Roberto quasi non credeva fosse possibile una situazione del genere stesse capitando proprio a lui: si sentiva parte di un sogno dal quale però non aveva alcuna voglia di svegliarsi.

Salì sulla Ritmo con troppa energia, tanto che chiudendo la portiera gli si staccò un altoparlante dal pannello è gli rotolò tra i piedi. Ma lui, eccitato com’era,  fece finta di niente e senza nascondersi una certa frenesia accese il motore.

La sera stava diventando rapidamente notte, ed una fastidiosa nebbia era improvvisamente scesa sulla strada. La ragazza guidava veloce e in maniera spregiudicata zigzagando tra le file di auto incolonnate; Roberto, la cui guida era sempre stata calma e metodica, seguiva con fatica i due fanali della sua auto; ma appena usciti dalla tangenziale si ritrovò nel traffico diretto al centro.

Gli bastò una semplice disattenzione di pochi secondi   ad un semaforo rosso, mentre cercava di recuperare l’altoparlante che gli rotolava tra i pedali, per perderla. Davanti a sé ora vedeva centinaia di fanali accesi, tutti uguali, tutti in movimento in quella dannata atmosfera lattiginosa e non sapeva più quale fosse  l’auto della ragazza. Credette di riconoscerla in una delle macchine che aveva davanti, e si lanciò all’inseguimento senza pensarci, tagliando la strada a destra e a manca. Ma dopo poco si accorse di aver sbagliato obiettivo. Non era quella.

Sconsolato si fermò lungo uno dei viali interni, imprecando contro la propria stupidità per non essersi fatto dare, se non l’indirizzo, almeno il numero di telefono.

Quando rientrò a casa, dopo due ore di girovagare a caso per la città immaginandosi di ritrovare la bionda in piedi accanto alla macchina che lo aspettava a qualche angolo di strada, la madre era ancora in cucina ad attenderlo.
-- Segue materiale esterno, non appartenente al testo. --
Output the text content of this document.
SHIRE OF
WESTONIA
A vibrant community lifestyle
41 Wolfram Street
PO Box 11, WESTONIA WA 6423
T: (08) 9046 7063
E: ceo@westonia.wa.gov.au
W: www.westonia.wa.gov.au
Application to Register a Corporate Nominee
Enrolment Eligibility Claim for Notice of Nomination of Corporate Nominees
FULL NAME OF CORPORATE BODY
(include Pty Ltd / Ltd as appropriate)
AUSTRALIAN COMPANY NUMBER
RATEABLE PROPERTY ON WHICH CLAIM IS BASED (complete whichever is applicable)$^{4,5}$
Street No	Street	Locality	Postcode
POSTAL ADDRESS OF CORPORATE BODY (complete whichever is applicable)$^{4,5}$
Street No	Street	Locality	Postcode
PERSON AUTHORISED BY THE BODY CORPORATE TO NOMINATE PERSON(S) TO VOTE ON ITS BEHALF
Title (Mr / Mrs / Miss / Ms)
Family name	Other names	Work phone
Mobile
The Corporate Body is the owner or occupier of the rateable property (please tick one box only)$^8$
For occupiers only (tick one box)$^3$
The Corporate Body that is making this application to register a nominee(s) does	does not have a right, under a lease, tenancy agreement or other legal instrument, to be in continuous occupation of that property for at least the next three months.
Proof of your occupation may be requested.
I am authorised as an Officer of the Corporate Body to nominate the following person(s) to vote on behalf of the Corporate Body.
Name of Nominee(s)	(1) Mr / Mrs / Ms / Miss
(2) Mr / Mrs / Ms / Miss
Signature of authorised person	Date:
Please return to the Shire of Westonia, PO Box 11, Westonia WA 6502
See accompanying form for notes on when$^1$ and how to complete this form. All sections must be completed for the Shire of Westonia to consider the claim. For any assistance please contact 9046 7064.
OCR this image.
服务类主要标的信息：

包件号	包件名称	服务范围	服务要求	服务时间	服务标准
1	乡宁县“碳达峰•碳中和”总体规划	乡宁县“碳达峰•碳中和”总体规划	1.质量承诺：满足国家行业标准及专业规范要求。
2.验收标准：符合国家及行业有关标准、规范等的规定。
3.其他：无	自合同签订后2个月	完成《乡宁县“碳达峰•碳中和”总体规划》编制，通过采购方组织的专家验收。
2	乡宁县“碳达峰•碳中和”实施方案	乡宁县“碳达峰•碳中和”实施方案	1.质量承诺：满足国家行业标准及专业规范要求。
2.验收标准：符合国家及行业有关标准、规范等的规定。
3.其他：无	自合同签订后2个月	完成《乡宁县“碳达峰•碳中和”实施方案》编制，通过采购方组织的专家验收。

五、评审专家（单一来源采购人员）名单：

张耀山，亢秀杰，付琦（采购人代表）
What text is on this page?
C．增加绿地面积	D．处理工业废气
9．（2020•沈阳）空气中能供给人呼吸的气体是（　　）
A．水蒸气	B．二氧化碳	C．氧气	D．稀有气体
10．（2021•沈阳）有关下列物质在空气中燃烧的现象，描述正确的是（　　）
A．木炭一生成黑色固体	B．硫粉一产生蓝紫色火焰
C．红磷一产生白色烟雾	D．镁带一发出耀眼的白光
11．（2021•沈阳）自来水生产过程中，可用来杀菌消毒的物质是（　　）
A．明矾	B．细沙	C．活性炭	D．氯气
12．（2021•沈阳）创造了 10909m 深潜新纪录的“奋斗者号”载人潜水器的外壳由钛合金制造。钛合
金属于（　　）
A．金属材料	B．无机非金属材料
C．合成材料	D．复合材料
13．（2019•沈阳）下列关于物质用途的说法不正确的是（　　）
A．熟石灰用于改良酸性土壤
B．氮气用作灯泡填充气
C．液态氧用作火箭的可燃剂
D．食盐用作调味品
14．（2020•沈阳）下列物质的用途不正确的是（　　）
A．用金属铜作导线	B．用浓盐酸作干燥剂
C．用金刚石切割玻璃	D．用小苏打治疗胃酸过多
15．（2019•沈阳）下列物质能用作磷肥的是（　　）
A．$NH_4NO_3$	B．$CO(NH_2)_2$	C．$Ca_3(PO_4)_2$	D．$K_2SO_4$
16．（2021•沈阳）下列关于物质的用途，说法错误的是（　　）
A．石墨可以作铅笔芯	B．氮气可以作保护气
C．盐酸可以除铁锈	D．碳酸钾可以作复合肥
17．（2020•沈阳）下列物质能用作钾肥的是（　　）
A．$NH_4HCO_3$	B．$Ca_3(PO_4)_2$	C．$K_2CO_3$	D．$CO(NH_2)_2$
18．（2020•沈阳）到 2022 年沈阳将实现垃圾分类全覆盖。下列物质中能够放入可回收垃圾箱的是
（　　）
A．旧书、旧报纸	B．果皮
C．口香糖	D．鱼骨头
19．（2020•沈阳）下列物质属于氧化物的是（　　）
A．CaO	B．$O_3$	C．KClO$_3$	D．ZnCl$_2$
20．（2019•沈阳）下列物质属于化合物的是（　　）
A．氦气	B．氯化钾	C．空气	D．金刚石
Come tutte le sere si era addormentata davanti alla TV accesa con la testa reclinata sulla spalla ed un vecchio plaid sulle ginocchia.

Roberto si avvicinò piano, le posò una mano sulle sue e le sussurrò dolcemente all’orecchio:

mamma, su, svegliati è ora di andare a letto.

Gli occhi della madre lo guardarono stupiti per qualche attimo senza riconoscerlo, poi, una volta messa a fuoco l’immagine gli disse:

ah, sei tu, ma che ora è…?

E’molto tardi mamma, dovresti…

Senti – lo interruppe lei alzandosi faticosamente dal divanetto- ti ha cercato una ragazza stasera, ha detto che ti sei dimenticato i documenti nella sua spesa…..chi è? E di che spesa parla ?

Il ragazzo si fermò come pietrificato.

Bah, comunque ha lasciato il suo numero di telefono, ha detto di richiamarla appena puoi….- disse porgendogli un bigliettino.

Il ragazzo si girò verso la madre e con gli occhi che gli brillavano di felicità  le stampò un bacio sulla fronte.

Grande mamma, grande !! Buonanotte

Poi si diresse verso la sua camera saltellando come un folletto tra le mattonelle in marmiglia del corridoio,

Dalla TV in cucina gli ultimi commenti sulla penultima di andata gli giunsero come sinfonia.